Lasting just a quarter of an hour, Kray Chen’s work traverses a spectrum of emotions. With simple means, the artist gradually brings the viewer from a state of joy to complete solemnity. Working with a band of musicians led by the singer Florin Boita from Timișoara, the artist slows down the tempo four times. From its original rhythm of 150 beats per minute, the song repeats at 100, 50, 25, then 12 beats. The variety of tempo is met in other types of performance in the region, such as csárdás, a Hungarian traditional folk dance which, conversely, starts out slowly and progresses to a fast rhythm. A similar experience of intensity is conveyed in Chen’s work through a single long take which lends the work more towards performance, rather than video. Entitled Yesterday I Went to the Village Priest, the song is written by Boita, who continues the tradition of Banat folk music, renowned for its fast and engaging sound. The group of amateur dancers brought together by the artist adjust their movements to the changes of the tune.

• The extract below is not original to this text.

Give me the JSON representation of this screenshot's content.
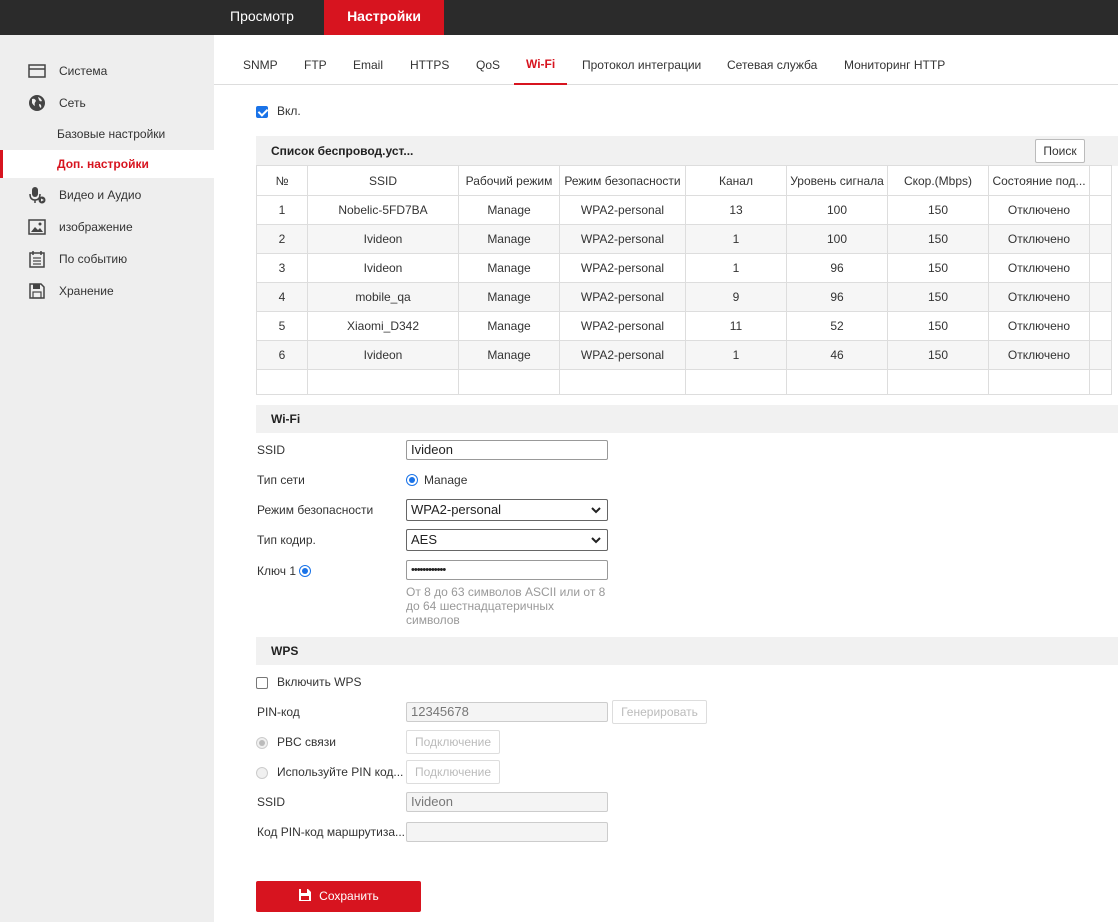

They form together an open circle, a type of dance that is known locally as a hora and it is performed in this region during different social occasions such as weddings, christenings, birthday parties, etc.

In his work, the artist often explores a variety of forms through which bodies are governed and regulated, from gestures taken from the everyday to the language of ceremonial and marching music. The artist treats daily or official performances as scores that are staged in isolation from their original context and usage simply to highlight their ritualistic nature. As with any other performance, the exercise of slowing down is practiced and rehearsed, challenging the habits or the mood of the dancers, signs that are visible in the work. The performance of slowness is as dramatic and intense as the fast-paced showmanship. AR

Kray Chen (b. 1987, Singapore)

In Singapore, we were drilled from a young age that “Singapore’s only resource is human resource”. My practice is autoethnographic, and investigates, through my own body and personal experiences, the body politic in Singapore and the social engineering which establish the body as capital. With an obese body, I feel its inertia towards the ultra-efficiency on which the state prides itself; burlesque in its size and, thus, a diss to manhood, masculinity and the gendered markers of success. From here, I expand my interests to the performance of masculinity, examining the underlying Confucian patriarchy that defines merit, scholarship, militarization and nationalism. Through my lens on Singapore and its conflicting sets of Western and Confucian values, I hope to contribute to the discourse on the mitotic politics and growing problems facing globalizing societies.